A good neurologic examination, including a sensory examination and motor examination, is required to classify the level of injury. The classification standards endorsed by the ASIA is recommended for determining the level of injury. The neurologic level of injury is defined as "the most caudal segment of the spinal cord with normal sensory and motor function on both sides of the body." The injury is further classified as complete or incomplete and by the Anatomical Syndromes. The Anatomical Syndromes include the Central Cord Syndrome, the Brown-Sequard Syndrome, Anterior Cord Syndrome, Conus Medullaris Syndrome, Cauda Equina Syndrome or unclassified Syndrome. The Central Cord Syndrome is the most common type of incomplete injury. Trauma to the spinal cord initially causes hemorrhage, hypoxia and edema in the central gray matter, gradually increasing over several hours and extending peripherally from the center of the cord, and is dependent on the extent of the injury. The damage may stop with peripheral cord sparing or may extend to completely destroy the spinal cord at the level of injury. Because the corticospinal tracks are laminated with the cervical segments more central and the sacral segments more peripheral, there is a disassociation in the degree of motor weakness; lower limbs remain stronger than upper limbs along with sacral sensory sparing, giving the picture of a Central Cord Syndrome. While there are many different dermatome charts, it is important to utilize a chart which is used by other persons working in the field of spinal cord injury; the International Standards for Neurological and Functional Classification of Spinal Injury, endorsed by both the American Spinal Injury Association (ASIA) and the International Medical Society of Paraplegia (IMSOP) is recommended and attached for your information.

In addition, the sensory and motor levels need to be determined for both the right and left sides. When there is a discrepancy between the lowest normal sensory level and the lowest normal motor level, this should be described, as it is not unusual to have a sensory level which is only normal down to C-4, but with a motor level that may be normal through C-5 or C-6.

Recovery

An accurate and complete examination is vital in determining the neurologic level, and therefore, establishing realistic rehabilitation goals. In persons with a complete injury, goals can usually be established on the day of the initial examination, since only about three percent of these patients later have recovery to an incomplete injury with minimal sparing. In persons with an incomplete injury, recovery is often much more difficult to predict.

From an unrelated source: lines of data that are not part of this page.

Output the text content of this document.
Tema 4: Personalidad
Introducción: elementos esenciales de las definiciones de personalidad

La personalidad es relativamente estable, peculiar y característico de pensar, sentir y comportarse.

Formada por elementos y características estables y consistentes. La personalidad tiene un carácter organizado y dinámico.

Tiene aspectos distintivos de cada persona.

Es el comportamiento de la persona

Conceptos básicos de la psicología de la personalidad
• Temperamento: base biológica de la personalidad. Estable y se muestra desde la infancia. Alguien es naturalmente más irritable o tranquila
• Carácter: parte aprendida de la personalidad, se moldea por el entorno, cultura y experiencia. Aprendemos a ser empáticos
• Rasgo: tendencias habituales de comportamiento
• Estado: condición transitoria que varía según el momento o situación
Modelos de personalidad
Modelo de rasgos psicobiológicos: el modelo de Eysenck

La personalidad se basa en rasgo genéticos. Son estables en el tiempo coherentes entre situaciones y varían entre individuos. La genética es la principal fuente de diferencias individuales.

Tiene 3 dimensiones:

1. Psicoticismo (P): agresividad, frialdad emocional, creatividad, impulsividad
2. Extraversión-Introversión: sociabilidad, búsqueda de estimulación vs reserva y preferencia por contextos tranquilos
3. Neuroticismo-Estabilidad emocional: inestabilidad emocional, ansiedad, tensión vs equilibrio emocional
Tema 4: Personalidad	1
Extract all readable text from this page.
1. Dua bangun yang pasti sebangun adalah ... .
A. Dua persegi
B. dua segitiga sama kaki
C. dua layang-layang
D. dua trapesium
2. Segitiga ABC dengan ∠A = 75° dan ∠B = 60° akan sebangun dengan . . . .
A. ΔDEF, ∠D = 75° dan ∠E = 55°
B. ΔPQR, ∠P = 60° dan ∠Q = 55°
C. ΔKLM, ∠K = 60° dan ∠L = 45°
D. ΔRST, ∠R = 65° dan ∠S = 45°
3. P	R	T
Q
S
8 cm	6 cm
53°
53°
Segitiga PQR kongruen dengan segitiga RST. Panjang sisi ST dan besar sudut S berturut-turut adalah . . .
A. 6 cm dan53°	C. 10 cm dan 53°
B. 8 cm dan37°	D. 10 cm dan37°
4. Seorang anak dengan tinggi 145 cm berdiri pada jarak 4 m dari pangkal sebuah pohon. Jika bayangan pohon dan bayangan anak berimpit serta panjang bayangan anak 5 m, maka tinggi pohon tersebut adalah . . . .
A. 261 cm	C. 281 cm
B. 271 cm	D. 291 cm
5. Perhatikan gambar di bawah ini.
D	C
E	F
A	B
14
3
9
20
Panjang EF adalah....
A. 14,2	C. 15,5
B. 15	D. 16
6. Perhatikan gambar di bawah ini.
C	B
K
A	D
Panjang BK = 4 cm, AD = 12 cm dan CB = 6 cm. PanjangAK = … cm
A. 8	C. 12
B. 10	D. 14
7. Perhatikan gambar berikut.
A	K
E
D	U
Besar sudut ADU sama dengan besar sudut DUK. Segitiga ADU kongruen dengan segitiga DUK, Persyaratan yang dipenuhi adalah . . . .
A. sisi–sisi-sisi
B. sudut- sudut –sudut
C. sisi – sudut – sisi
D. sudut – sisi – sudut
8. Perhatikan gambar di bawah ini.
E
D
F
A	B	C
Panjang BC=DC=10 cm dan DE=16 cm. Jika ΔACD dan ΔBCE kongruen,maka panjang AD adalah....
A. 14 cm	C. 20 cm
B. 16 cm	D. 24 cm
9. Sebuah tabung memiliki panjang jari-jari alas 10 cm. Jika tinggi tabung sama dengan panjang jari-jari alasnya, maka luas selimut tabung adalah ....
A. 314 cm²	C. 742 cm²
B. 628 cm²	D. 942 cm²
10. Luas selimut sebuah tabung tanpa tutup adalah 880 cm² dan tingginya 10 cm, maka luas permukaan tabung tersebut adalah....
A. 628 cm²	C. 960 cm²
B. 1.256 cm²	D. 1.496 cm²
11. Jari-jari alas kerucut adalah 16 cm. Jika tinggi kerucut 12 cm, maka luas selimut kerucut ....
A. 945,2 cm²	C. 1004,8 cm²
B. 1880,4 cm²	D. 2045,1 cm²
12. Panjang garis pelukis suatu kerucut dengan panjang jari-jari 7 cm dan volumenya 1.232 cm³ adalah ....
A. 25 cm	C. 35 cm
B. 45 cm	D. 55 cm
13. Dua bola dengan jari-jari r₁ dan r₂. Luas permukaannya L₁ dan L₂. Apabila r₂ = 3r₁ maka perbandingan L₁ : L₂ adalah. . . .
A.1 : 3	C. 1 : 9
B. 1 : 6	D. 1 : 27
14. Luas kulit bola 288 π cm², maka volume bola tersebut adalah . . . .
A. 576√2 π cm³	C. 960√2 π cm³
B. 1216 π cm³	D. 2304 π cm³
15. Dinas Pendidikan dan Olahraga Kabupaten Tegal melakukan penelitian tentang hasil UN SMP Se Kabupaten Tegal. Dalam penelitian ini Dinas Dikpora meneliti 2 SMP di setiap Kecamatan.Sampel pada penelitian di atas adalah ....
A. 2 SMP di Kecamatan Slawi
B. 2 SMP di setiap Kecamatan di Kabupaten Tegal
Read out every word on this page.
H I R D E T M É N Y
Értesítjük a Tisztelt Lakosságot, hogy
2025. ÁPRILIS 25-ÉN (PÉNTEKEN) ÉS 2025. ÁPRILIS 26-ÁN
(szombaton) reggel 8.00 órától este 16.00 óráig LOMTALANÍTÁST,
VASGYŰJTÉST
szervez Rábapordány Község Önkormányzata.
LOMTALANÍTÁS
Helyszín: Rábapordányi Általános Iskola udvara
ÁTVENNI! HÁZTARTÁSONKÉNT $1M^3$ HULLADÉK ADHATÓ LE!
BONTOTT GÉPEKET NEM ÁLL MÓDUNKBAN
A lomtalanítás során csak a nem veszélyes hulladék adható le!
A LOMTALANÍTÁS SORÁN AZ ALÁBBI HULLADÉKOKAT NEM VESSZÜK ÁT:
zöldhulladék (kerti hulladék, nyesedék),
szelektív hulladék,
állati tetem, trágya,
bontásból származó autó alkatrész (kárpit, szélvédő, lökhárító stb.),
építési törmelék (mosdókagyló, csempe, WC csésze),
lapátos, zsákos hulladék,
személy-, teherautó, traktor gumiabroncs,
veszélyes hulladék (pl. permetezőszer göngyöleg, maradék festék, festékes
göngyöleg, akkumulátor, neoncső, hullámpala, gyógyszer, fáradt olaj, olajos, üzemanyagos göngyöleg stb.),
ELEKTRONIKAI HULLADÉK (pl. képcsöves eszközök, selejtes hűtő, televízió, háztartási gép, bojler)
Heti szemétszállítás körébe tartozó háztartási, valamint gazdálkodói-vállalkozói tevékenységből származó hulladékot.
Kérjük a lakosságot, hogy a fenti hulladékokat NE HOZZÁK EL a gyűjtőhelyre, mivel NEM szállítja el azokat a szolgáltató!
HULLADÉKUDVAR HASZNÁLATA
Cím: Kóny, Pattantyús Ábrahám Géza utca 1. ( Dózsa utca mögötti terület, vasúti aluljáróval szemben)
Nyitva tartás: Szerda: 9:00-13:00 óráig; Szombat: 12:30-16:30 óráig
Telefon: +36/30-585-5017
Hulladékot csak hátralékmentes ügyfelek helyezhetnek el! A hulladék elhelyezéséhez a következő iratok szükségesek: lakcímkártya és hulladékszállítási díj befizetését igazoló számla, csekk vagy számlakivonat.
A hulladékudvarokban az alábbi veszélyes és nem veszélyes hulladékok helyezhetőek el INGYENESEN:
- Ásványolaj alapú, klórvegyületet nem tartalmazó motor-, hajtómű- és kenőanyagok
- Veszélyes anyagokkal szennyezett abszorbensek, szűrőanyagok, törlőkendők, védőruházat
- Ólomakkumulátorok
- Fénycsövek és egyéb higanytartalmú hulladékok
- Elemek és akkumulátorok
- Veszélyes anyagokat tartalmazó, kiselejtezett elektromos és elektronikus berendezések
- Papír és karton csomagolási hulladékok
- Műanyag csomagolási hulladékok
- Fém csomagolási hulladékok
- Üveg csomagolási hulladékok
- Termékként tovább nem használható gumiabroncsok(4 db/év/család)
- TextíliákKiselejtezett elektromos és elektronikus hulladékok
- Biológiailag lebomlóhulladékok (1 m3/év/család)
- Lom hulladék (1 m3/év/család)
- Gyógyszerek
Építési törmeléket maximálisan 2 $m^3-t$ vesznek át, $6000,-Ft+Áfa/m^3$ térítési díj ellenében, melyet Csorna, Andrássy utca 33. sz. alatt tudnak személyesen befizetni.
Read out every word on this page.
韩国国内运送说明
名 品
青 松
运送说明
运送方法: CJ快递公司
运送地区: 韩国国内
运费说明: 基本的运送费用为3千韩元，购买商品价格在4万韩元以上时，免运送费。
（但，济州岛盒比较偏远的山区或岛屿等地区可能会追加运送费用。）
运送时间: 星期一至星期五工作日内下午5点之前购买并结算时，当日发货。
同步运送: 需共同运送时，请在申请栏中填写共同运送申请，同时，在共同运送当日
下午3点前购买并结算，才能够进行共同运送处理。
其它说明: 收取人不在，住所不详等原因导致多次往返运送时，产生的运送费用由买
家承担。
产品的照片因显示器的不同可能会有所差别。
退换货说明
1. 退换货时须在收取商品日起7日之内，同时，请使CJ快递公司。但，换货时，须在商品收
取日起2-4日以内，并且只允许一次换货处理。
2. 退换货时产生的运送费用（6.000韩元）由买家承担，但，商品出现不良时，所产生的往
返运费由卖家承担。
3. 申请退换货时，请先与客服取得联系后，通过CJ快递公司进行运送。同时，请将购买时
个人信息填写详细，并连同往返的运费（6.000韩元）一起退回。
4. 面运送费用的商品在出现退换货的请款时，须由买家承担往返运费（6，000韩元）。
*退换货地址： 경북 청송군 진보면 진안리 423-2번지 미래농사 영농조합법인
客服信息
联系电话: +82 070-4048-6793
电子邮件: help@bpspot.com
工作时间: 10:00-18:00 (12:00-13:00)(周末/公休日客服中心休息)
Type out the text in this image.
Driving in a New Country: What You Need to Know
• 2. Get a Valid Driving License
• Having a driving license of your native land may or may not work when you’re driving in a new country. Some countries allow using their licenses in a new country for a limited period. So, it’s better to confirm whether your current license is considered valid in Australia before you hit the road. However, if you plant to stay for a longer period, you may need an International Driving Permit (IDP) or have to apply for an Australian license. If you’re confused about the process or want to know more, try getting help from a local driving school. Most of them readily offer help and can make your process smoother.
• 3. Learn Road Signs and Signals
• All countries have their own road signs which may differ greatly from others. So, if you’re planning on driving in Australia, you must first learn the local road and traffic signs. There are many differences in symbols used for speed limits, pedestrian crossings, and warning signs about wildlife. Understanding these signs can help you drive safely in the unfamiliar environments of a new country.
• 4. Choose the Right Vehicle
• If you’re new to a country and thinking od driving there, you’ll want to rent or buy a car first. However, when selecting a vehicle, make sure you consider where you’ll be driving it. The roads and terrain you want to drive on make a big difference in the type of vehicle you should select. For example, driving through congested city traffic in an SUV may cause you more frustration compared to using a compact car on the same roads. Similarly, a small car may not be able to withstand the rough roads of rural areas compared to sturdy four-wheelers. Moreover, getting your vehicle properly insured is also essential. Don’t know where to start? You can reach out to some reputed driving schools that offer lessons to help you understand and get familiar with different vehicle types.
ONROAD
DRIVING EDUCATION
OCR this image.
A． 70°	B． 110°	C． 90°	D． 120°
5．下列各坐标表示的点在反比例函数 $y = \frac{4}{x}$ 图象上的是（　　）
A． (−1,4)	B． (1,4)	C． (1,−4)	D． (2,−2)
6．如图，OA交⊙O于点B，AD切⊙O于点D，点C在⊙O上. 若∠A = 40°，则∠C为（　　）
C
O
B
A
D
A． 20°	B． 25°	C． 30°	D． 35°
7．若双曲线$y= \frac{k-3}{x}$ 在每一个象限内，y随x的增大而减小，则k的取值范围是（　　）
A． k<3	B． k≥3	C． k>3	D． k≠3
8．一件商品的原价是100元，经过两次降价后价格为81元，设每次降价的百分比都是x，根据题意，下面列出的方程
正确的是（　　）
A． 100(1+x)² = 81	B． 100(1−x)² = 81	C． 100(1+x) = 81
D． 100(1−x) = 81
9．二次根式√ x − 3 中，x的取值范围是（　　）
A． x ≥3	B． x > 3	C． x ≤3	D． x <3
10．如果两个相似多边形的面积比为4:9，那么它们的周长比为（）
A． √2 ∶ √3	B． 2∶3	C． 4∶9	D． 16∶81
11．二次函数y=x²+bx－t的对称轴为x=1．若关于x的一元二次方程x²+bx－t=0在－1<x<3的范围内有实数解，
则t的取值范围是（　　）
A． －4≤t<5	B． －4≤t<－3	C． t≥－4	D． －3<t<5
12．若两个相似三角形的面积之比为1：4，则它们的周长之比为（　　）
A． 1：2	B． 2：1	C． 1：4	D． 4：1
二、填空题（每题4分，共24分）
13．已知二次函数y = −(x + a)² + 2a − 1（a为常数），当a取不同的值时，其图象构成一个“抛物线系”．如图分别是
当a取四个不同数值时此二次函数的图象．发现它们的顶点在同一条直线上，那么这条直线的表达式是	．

The person with any preserved motor movement often has fairly good prognosis. It is important that every patient have an examination of the sacral areas for sensation, since preservation of sensation may be the only evidence of an incomplete injury and this can change the outlook for recovery. In the patient with sensory sparing only, some rather dramatic recovery may take place about 1-2 months after injury, or very little recovery may occur.

Recovery from spinal cord injury is, therefore, fairly predictable. Persons with a complete injury by neurologic examination generally are not expected to make any significant recovery except some improvement in motor strength in the zone of injury. Recovery for persons with an incomplete injury is less predictable and most recovery occurs within the first six months; however, some additional neurologic recovery may take place up to 18 months after injury. In a patient with a cauda equina injury, some recovery is possible through regeneration for up to three years following spinal cord injury since it is a peripheral nerve type of injury.

Conclusion

Understanding the anatomy and physiology of the spinal cord and the vertebral column are crucial to understanding how injury to the spinal cord causes neurologic impairment and what rehabilitation goals may be expected following injury to the spinal cord.